Beberapa hari berlalu, sebenarnya kondisi rumah tangga Giselle dan Gibran tidak bisa dikatakan baik. Ada kalanya kasih diantara keduanya terasa hambar. Terlebih pasca arisan PKK, dan Gibran ditengah emosi dan ketidakberdayaannya mengatakan bahwa sebaiknya Giselle tidak menekannya untuk memilih di antara dia atau ibunya.
Sebenarnya bukan lantaran Giselle menekan suaminya untuk memilih salah satu di antara keduanya, tapi lebih ke Gibran yang sedikit saja bisa membelanya di hadapan Ibunya. Toh, bagaimana pun Giselle selama ini juga tidak menutup mata, uang bulanan untuk Ibu mertua juga selalu diberikan. Untuk tenaga, walau hasil pekerjaan rumah tangga Giselle tidak maksimal, tapi Giselle selalu mau dan berusaha untuk membantu kerjaan di rumah.
Sekarang, suasana petang di Bandung yang dingin. Oleh karena itu, Bu Rosa meminta tolong kepada Giselle untuk menyeduhkan Teh untuknya.
"Sell, Giselle ..., Ibu minta tolong dong, buatkan Teh panas. Hujan-hujan begini enaknya minum Teh panas," pinta Bu Rosa.
Merasa disuruh oleh ibu mertua sendiri, Giselle pun segera menuju ke dapur. Dia menyeduhkan teh, sesuai permintaan Ibu mertuanya itu. Tidak banyak bicara, karena Giselle berdiri di depan kompor gas dan menunggu air mendidih. Sementara Ibu mertuanya dan Gibran sedang duduk bersama di ruang tamu.
Diambilnya lah dua cangkir keramik, lalu menuangkan Teh yang beraroma melati itu. Kemudian Giselle mengaduk gula yang sudah bercampur dengan teh perlahan. Setelahnya, dia membawa nampan yang berisikan dua cangkir teh untuk Bu Rosa dan suaminya.
"Silakan, Bu ... tehnya," ucap Giselle.
Dia kemudian mengambil cangkir teh, dan mendekatkan ke meja di hadapan ibu mertuanya dan juga untuk suaminya. Giselle pun juga mempersilakan Gibran untuk meminum teh itu.
"Teh kok warnanya bening gitu sih?" tanya Bu Rosa.
Terlihat raut wajah Bu Rosa yang terlihat tak selera dengan teh yang baru saja dibuatkan oleh Giselle. Sebab, menurut Bu Rosa, teh yang dibuat Giselle warnanya bening, tidak coklat pekat. Selain itu, aroma melatinya juga tidak terlihat. Sekadar mengamati warnanya saja sudah membuatnya tak selera.

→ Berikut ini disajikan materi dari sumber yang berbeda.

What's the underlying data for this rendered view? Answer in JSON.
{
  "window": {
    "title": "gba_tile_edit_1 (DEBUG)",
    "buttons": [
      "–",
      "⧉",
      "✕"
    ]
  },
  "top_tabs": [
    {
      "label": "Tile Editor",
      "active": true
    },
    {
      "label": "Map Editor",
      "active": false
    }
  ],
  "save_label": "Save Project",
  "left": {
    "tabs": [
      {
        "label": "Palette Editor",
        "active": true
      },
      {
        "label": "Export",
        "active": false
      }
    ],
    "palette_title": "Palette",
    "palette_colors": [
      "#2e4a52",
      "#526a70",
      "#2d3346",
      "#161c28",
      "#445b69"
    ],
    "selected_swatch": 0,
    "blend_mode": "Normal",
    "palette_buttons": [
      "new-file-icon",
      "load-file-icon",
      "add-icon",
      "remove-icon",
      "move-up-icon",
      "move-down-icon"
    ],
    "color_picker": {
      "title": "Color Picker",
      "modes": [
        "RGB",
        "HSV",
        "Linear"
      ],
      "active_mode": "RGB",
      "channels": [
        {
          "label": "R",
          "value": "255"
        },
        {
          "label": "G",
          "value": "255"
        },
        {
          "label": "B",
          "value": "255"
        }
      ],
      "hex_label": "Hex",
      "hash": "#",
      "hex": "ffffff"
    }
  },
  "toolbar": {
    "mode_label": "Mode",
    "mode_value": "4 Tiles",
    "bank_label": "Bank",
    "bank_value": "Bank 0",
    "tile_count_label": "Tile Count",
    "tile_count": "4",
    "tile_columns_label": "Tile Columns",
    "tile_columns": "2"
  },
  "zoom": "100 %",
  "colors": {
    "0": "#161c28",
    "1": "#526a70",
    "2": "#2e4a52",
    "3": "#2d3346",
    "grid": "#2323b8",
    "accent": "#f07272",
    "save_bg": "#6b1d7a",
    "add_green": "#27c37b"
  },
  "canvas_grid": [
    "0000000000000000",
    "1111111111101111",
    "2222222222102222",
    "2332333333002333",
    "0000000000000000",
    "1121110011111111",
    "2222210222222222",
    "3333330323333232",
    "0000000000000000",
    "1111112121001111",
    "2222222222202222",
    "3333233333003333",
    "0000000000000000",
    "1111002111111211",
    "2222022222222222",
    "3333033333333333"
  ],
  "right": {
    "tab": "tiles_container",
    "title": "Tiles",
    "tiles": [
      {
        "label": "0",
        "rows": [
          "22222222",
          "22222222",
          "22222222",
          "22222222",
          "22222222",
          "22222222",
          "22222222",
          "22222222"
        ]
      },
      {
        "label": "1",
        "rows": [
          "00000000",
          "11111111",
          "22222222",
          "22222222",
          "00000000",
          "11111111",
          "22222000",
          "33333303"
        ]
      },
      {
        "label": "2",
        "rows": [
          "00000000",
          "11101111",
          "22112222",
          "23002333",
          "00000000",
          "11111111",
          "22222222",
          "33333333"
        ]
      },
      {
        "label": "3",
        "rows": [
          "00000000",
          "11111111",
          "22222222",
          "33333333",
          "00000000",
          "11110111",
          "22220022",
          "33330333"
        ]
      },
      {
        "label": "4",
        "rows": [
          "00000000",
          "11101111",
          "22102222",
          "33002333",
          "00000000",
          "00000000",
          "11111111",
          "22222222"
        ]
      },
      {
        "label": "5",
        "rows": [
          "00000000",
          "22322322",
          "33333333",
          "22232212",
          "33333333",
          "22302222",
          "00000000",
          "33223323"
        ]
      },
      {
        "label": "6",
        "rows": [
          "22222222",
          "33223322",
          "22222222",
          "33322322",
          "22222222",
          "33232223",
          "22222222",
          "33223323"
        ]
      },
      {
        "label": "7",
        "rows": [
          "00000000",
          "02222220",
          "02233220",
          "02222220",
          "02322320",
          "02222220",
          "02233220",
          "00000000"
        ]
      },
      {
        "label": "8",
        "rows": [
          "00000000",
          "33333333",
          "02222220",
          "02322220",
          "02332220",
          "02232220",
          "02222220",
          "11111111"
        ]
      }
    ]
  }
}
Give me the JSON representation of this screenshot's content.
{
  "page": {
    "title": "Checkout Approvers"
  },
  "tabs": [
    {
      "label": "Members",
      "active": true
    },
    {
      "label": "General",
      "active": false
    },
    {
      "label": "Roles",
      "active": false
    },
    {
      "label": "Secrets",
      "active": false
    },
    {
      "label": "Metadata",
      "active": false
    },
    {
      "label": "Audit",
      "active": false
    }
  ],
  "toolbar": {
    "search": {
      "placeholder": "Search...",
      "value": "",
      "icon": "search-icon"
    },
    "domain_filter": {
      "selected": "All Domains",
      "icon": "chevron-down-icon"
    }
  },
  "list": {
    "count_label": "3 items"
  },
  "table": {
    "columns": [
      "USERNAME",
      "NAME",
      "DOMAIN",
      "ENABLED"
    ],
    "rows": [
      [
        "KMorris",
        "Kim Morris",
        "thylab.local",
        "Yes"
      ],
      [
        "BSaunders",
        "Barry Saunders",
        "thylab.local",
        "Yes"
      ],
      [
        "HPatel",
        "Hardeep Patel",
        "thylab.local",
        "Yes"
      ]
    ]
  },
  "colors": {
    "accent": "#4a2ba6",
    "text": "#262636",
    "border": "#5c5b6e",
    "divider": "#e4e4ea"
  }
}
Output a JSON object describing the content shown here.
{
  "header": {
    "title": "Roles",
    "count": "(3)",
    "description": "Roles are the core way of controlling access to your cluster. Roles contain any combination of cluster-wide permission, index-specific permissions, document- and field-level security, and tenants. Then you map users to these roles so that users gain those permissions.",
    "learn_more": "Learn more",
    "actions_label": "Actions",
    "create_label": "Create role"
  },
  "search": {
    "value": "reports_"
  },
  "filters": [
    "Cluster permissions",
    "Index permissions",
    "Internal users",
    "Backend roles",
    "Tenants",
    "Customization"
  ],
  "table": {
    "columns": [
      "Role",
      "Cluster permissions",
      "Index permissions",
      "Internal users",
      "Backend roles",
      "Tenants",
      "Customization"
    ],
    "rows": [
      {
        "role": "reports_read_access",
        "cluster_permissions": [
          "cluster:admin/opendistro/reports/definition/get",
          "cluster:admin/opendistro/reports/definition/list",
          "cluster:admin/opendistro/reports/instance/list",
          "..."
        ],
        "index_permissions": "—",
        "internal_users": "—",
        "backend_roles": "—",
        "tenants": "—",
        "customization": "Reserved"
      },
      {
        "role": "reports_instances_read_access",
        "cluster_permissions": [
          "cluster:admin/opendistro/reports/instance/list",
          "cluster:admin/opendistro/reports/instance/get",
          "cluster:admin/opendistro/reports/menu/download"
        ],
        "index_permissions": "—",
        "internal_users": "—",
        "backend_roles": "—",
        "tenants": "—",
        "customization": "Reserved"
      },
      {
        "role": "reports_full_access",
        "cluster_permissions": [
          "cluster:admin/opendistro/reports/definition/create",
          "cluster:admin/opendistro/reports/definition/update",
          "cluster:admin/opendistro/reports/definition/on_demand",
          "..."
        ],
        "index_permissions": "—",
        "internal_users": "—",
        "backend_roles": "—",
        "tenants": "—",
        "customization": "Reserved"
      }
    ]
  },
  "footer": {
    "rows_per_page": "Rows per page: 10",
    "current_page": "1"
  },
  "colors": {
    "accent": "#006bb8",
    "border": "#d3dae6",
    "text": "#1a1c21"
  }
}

"Biar Giselle tukar ya, Bu ... Giselle buatkan yang baru," ucap Giselle yang berinisiatif.
Gibran yang duduk di depan Ibunya sudah menghela nafas. Apakah akan terjadi hal yang panas lagi. Persetegangan mertua dan menantu. Masak hanya lantaran teh saja, harus dipermasalahkan?
"Ibu, dicicip dulu dong, Bu. Enak kok, Gibran kan sudah minum. Warnanya memang tidak sepekat biasanya, tapi rasanya enak," ucap Gibran.
Namun Bu Rosa hanya menatap dengan jengah cangkir keramik berisi teh itu. Kemudian menggelengkan kepala, sudah terlanjur tidak berselera. Teh yang dibuat Giselle terlihat sama sekali tidak menarik.
"Giselle, Giselle ... jadi wanita kok bikin teh saja kayak gini," ucap Bu Rosa dengan mengangkat cangkir keramik itu kemudian menaruhnya kembali ke meja dengan sedikit keras, sehingga teh yang ada di dalamnya terkoyak dan tercecer di meja.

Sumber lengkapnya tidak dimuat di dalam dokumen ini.